As the capital of the Xinjiang Uygur Autonomous Region, Urumqi is fast-growing Central Aisan hub, as well as a popular tourist city. Covering an area of 14,200 square kilometers, Urumqi now has seven districts, one county and two national development zones under its jurisdiction. Located in the geographical center of the mainland of Asia, the city borders the Turpan Basin to the east and Tianshan Mountains to the north.
During the Tang Dynasty (A.D. 618-907), the central government built a city wall at Urumqi and gradually the city became a vital point on the northern route of the Silk Road. The city was destroyed during the Ming Dynasty (1368-1644) and rebuilt in 1763 during the reign of Emperor Qianlong of the Qing Dynasty. Several hundred years later, the once picturesque pastureland has become a metropolis with streets lined with modern high buildings and bustling commercial establishments. Today, Urumqi is the political, economic, cultural and transportation center of Xinjiang Uygur Autonomous Region. High-rise apartments and tower blocks form a modern skyline that will soon dash any thoughts of spotting wandering camels and ancient caravanserais.
Urumqi has over two million residents, among which are many minorities, such as Uighur and Kazak.
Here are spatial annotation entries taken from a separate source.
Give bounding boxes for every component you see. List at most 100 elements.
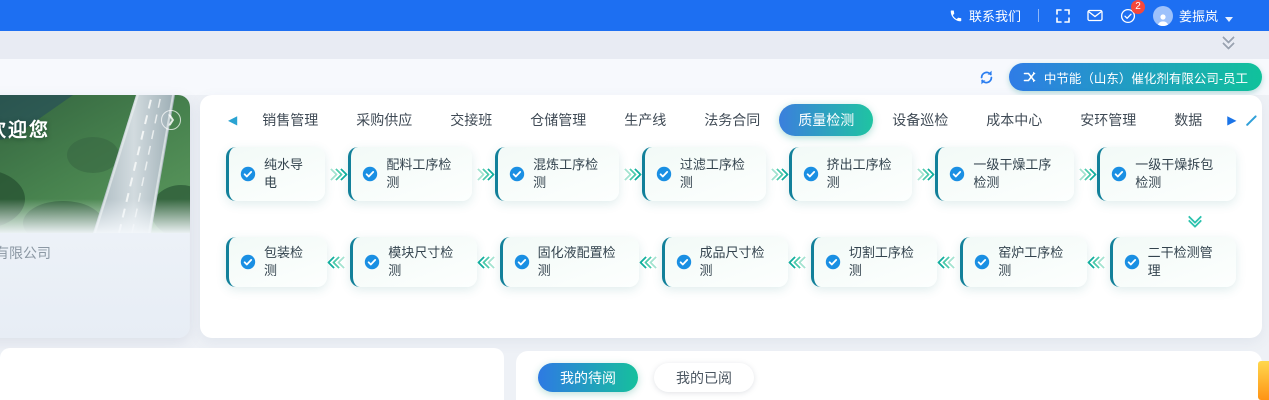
check-circle-icon (803, 166, 819, 182)
flow-arrow-right-icon (1076, 147, 1095, 201)
nav-tab-6[interactable]: 法务合同 (685, 104, 779, 136)
flow-card[interactable]: 包装检测 (226, 237, 327, 287)
nav-tab-11[interactable]: 数据 (1155, 104, 1221, 136)
flow-arrow-left-icon (939, 237, 958, 287)
bottom-left-panel (0, 348, 504, 400)
flow-arrow-left-icon (479, 237, 498, 287)
check-circle-icon (676, 254, 692, 270)
flow-arrow-right-icon (621, 147, 640, 201)
todo-button[interactable]: 2 (1120, 8, 1136, 24)
flow-card[interactable]: 纯水导电 (226, 147, 325, 201)
nav-tab-5[interactable]: 生产线 (605, 104, 685, 136)
check-circle-icon (949, 166, 965, 182)
welcome-text: 欢迎您 (0, 115, 50, 142)
check-circle-icon (1124, 254, 1140, 270)
messages-button[interactable] (1087, 9, 1103, 22)
flow-card-label: 挤出工序检测 (827, 156, 899, 191)
check-circle-icon (362, 166, 378, 182)
tabs-next-button[interactable]: ▶ (1221, 114, 1242, 126)
module-tabs: 销售管理采购供应交接班仓储管理生产线法务合同质量检测设备巡检成本中心安环管理数据 (243, 104, 1221, 136)
switch-icon (1023, 70, 1037, 84)
check-circle-icon (509, 166, 525, 182)
nav-tab-10[interactable]: 安环管理 (1061, 104, 1155, 136)
bottom-right-panel: 我的待阅 我的已阅 (516, 351, 1262, 400)
nav-tab-8[interactable]: 设备巡检 (873, 104, 967, 136)
edit-tabs-button[interactable] (1242, 111, 1261, 130)
banner-image: 欢迎您 ❯ (0, 95, 190, 233)
flow-card-label: 固化液配置检测 (538, 244, 625, 279)
flow-arrow-right-icon (474, 147, 493, 201)
app-screen: 联系我们 2 姜振岚 (0, 0, 1269, 400)
flow-row-backward: 包装检测 模块尺寸检测 固化液配置检测 成品尺寸检测 切割工序检测 窑炉工序检测 二干检测管… (226, 237, 1236, 287)
carousel-next-button[interactable]: ❯ (161, 110, 181, 130)
flow-card[interactable]: 切割工序检测 (811, 237, 937, 287)
flow-card-label: 一级干燥工序检测 (973, 156, 1060, 191)
contact-us-button[interactable]: 联系我们 (949, 6, 1021, 25)
read-status-tabs: 我的待阅 我的已阅 (516, 351, 1262, 392)
flow-arrow-left-icon (1089, 237, 1108, 287)
avatar (1153, 6, 1173, 26)
banner-fade (0, 199, 190, 233)
toolbar: 中节能（山东）催化剂有限公司-员工 (0, 59, 1269, 95)
top-bar: 联系我们 2 姜振岚 (0, 0, 1269, 31)
flow-card[interactable]: 二干检测管理 (1110, 237, 1236, 287)
flow-card[interactable]: 过滤工序检测 (642, 147, 766, 201)
flow-card-label: 成品尺寸检测 (700, 244, 774, 279)
nav-tab-3[interactable]: 交接班 (431, 104, 511, 136)
tab-my-read[interactable]: 我的已阅 (654, 363, 754, 392)
check-circle-icon (240, 166, 256, 182)
flow-card-label: 二干检测管理 (1148, 244, 1222, 279)
mail-icon (1087, 9, 1103, 22)
flow-arrow-right-icon (768, 147, 787, 201)
phone-icon (949, 9, 963, 23)
company-switch-button[interactable]: 中节能（山东）催化剂有限公司-员工 (1009, 63, 1262, 91)
contact-us-label: 联系我们 (969, 6, 1021, 25)
check-circle-icon (240, 254, 256, 270)
flow-row-forward: 纯水导电 配料工序检测 混炼工序检测 过滤工序检测 挤出工序检测 一级干燥工序检测 一级干燥… (226, 147, 1236, 201)
refresh-button[interactable] (977, 68, 996, 87)
flow-card-label: 切割工序检测 (849, 244, 923, 279)
flow-card[interactable]: 一级干燥拆包检测 (1097, 147, 1236, 201)
nav-tab-2[interactable]: 采购供应 (337, 104, 431, 136)
nav-tab-4[interactable]: 仓储管理 (511, 104, 605, 136)
flow-card-label: 混炼工序检测 (533, 156, 605, 191)
flow-card-label: 过滤工序检测 (680, 156, 752, 191)
module-tab-strip: ◀ 销售管理采购供应交接班仓储管理生产线法务合同质量检测设备巡检成本中心安环管理… (222, 104, 1244, 136)
flow-card[interactable]: 模块尺寸检测 (350, 237, 476, 287)
collapse-button[interactable] (1224, 36, 1233, 48)
nav-tab-9[interactable]: 成本中心 (967, 104, 1061, 136)
nav-tab-7[interactable]: 质量检测 (779, 104, 873, 136)
side-widget-handle[interactable] (1258, 361, 1269, 400)
flow-card-label: 配料工序检测 (386, 156, 458, 191)
quality-flow-card: ◀ 销售管理采购供应交接班仓储管理生产线法务合同质量检测设备巡检成本中心安环管理… (200, 95, 1262, 338)
check-circle-icon (656, 166, 672, 182)
flow-card[interactable]: 固化液配置检测 (500, 237, 639, 287)
flow-arrow-left-icon (641, 237, 660, 287)
flow-card[interactable]: 混炼工序检测 (495, 147, 619, 201)
flow-arrow-left-icon (790, 237, 809, 287)
nav-tab-1[interactable]: 销售管理 (243, 104, 337, 136)
caret-down-icon (1225, 17, 1233, 22)
welcome-banner-card: 欢迎您 ❯ 有限公司 (0, 95, 190, 338)
tab-my-pending[interactable]: 我的待阅 (538, 363, 638, 392)
fullscreen-button[interactable] (1056, 9, 1070, 23)
check-circle-icon (364, 254, 380, 270)
flow-card-label: 窑炉工序检测 (998, 244, 1072, 279)
secondary-bar (0, 31, 1269, 59)
notification-badge: 2 (1131, 0, 1145, 14)
check-circle-icon (825, 254, 841, 270)
tabs-prev-button[interactable]: ◀ (222, 114, 243, 126)
flow-arrow-right-icon (914, 147, 933, 201)
flow-card[interactable]: 一级干燥工序检测 (935, 147, 1074, 201)
flow-card[interactable]: 窑炉工序检测 (960, 237, 1086, 287)
banner-company-text: 有限公司 (0, 233, 190, 263)
flow-card[interactable]: 挤出工序检测 (789, 147, 913, 201)
flow-card-label: 纯水导电 (264, 156, 311, 191)
flow-card[interactable]: 成品尺寸检测 (662, 237, 788, 287)
check-circle-icon (514, 254, 530, 270)
flow-card-label: 包装检测 (264, 244, 313, 279)
flow-card[interactable]: 配料工序检测 (348, 147, 472, 201)
flow-arrow-left-icon (329, 237, 348, 287)
user-menu[interactable]: 姜振岚 (1153, 6, 1233, 26)
topbar-divider (1038, 9, 1039, 22)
The Uighur is one of the largest ethnic groups in China. Various ethnic groups get together, communicating with each other and furthering their development, making Urumqi a fascinating place for multi-ethnic cultures.
The most famous attractions in Urumqi include the Heavenly Lake, the Southern Pastures, the Red Hill, the Southern Mosque, the Tartar Mosque, and the Xinjiang Regional Museum and so on. Besides, shopping in the International Grand Bazaar is a pleasant experience.